Rudi kepikiran dengan perkataan Haris disisi lain sebenarnya dia membenarkan semua omongan Haris dimana kita sebagai mahasiswa perlu mengaspirasikan suara ke pemerintah namun melihat pemerintah yang juga kesannya tidak menanggapi demo-demo yang mulai terjadi membuat Rudi juga ingin ikut berpartisipasi, walaupun wajah ayahnya selalu terbayang omongan dan wajah ayahnya, betapa penuh cucuran keringat ayahnya bekerja dari pagi hingga sore untuk menguliahkannya hingga sekarang Rudi merasa bimbang diantara dua pilihan.

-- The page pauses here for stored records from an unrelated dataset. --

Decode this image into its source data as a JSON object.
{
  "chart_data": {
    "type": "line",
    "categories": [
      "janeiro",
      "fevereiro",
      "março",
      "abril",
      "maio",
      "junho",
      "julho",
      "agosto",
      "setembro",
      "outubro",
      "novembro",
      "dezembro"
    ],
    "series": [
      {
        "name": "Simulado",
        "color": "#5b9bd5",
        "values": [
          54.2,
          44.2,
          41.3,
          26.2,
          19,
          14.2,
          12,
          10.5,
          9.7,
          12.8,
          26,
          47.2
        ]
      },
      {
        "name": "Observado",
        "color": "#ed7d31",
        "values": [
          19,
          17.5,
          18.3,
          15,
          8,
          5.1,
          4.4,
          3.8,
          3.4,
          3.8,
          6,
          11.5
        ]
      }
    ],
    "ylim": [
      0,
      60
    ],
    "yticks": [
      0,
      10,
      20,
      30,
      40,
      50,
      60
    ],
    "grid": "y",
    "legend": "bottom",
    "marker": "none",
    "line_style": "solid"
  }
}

Cuaca disiang hari yang panas dimana beberapa siaran televisi memberitakan aksi demo siang yang mulai anarkis dan rusuh muncul sebagian rakyat yang juga ikut berdemonstrasi semakin banyak hingga membuat semua yang menonton ikut terpanggil untuk ikut menuntut kepada pemerintah hampir semua orang membicarakan sikap pemerintah yang kesannya tidak mendengar keluhan rakyatnya berdemontrasi hingga beberapa hari.